Howard takes walk down memory lane
WEBSTER CITY – Bob Howard will take a 37-year walk down memory lane tonight.
Webster City’s football coach will face the school – a portion of it, at least – where he started his career when the Lynx conclude the homecoming festivities against Greene County at 7:30 p.m.
A Hall of Fame career that includes 296 victories and three state championships all began in the fall of 1977 at tiny Scranton High School, which eventually became Jefferson-Scranton and now Greene County. Howard, who accepted the Scranton gig when he was just 23 years old, went 22-5 in three years before moving on to Sigourney.
“What’s weird is when I think of those kids, they’re close to my age now. They’re 54 and 55 … they’re old men now,” Howard joked. “That was a long time ago.”
The nostalgia will quickly go away for Howard, as he looks to lead Webster City (1-3, 1-1) to a second consecutive Class 3A District 2 victory. After opening the season against three straight ranked teams, the Lynx took out their frustrations against Algona to the tune of 63-7 seven days ago.
Greene County (1-3, 1-0) dropped a non-district affair to Creston/Orient-Macksburg, 23-7, last week. The Rams lone win also came against Algona, 21-6, in Week 3.
WCHS will line up against a spread offense for the fifth time in as many weeks. Greene County runs out of the wide open formation more than some of the other teams the Lynx have faced, but quarterback Daric Whipple is capable of making throws. He’s completed 29 of 60 passes for 283 yards and two touchdowns. He’s also second on the team in rushing with 144 yards.
“The most dangerous thing they do is (Whipple’s) scrambling. He’s a good runner when he’s flushed out of the pocket,” Howard said. “They’re not a big passing team, but they’re OK.”
Whipple’s scrambling could play into one of the Lynx greatest defensive strengths, as defensive ends Gavin Dinsdale and Victor Jergens are both quick and athletic. Middle linebackers Rylee Lawson and Drew Fielder are solid tacklers in open space as well.

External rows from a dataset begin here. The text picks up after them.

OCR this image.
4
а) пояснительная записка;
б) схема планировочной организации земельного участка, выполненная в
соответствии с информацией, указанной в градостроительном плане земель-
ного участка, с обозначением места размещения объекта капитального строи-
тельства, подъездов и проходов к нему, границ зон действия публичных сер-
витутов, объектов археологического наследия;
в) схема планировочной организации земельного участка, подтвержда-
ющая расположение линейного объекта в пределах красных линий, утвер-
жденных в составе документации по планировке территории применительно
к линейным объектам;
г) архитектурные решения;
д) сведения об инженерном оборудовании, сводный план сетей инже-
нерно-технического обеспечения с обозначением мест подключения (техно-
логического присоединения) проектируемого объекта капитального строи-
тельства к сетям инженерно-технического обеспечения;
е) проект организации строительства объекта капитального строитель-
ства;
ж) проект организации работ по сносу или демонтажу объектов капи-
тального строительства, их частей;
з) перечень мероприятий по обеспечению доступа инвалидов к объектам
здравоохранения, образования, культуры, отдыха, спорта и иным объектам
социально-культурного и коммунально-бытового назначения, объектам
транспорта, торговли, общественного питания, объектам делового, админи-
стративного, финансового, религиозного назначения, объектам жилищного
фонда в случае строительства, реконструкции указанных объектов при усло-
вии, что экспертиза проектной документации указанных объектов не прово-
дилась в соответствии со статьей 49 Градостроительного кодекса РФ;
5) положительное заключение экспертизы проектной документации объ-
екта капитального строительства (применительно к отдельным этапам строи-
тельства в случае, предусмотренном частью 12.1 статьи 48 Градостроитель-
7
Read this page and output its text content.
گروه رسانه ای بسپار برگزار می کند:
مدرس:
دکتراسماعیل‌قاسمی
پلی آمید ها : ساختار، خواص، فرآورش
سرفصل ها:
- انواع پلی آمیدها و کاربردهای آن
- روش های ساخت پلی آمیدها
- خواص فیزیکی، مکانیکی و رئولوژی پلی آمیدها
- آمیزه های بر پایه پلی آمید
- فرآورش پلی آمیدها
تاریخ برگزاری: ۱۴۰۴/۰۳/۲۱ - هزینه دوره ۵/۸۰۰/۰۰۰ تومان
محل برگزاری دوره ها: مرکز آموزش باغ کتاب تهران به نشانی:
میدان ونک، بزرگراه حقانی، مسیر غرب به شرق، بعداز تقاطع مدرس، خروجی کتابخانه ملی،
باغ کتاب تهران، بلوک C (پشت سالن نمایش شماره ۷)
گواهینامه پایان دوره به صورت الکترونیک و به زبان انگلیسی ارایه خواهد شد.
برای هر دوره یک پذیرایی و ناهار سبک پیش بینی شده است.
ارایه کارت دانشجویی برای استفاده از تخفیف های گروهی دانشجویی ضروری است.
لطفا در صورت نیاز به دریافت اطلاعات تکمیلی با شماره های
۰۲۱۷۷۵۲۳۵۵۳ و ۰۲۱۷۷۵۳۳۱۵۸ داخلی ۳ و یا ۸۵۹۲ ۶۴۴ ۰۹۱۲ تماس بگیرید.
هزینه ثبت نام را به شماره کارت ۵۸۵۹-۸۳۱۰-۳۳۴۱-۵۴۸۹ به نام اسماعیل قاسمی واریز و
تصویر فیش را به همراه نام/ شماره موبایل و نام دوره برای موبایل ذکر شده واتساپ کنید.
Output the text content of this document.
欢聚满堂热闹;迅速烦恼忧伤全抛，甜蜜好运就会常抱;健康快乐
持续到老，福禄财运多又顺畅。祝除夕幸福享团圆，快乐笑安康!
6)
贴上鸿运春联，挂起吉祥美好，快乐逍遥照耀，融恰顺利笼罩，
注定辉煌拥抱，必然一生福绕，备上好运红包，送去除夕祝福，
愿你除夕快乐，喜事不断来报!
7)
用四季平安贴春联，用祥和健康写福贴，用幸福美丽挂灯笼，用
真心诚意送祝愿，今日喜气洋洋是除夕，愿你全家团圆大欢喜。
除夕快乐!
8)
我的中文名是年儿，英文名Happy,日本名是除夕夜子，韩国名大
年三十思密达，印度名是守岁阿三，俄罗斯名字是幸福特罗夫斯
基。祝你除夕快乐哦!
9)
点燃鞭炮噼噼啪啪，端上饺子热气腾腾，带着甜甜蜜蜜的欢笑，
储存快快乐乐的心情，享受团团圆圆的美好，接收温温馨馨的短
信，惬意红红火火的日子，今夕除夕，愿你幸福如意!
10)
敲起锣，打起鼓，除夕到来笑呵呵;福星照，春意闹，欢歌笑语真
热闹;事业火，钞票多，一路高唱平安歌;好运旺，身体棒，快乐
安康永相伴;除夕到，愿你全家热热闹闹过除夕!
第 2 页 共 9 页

Dylan Hamilton leads the Rams’ offense with 432 yards on the ground. He averages 5.3 yards per carry and has scored three touchdowns.
Webster City’s offense found its stride two weeks ago in a 49-35 loss to fourth-ranked Carroll and then didn’t miss a beat in the romp over Algona. The Lynx took advantage of one short field after another en route to 49 first-half points against the Bulldogs.
And after watching film of last week’s game, Howard says his offense was better than he originally thought.
“Once I watched it, we were a lot better offensively than I thought we were,” Howard said. “We had 300 yards, basically in a half and with short fields. I think we got a little bit frustrated because we didn’t have the long runs we had the week before. But I’m definitely of the school that I would rather have 15 5-yard runs than one 75-yard one.”
Junior tailback Gavin Dinsdale will again be the focal point of the WCHS offense tonight. He’s ripped off 462 yards and eight touchdowns in the last two games; he ranks 10th in 3A in ground yards with 579.
Facing Howard’s single-wing offense for the first time could create a set of problems for the Rams, who haven’t faced a power running team yet this season. The spins, the fakes – they have a way of creating confusion for teams that are unfamiliar with the scheme.
“Usually a lack of familiarity helps the first time or two,” Howard said. “It’s still blocking and tackling … the style of play, whether it’s single wing or whether it’s coach (Dick) Tighe’s I-formation belly, it’s just different than the spread.
“I guess it depends on how big of a deal they make out of it. Sometimes opponents worry about the spinning and faking, and that’s when the advantage comes in with single wing.”
Howard said he would also like to incorporate more passing. Spinback Avery Fuhs attempted just one a week ago; he completed the 51-yard bomb to his twin brother, Alec.
“We’re continuing to work on passing and especially pass protection because, in big games, you’ve got to be able to throw some,” he said.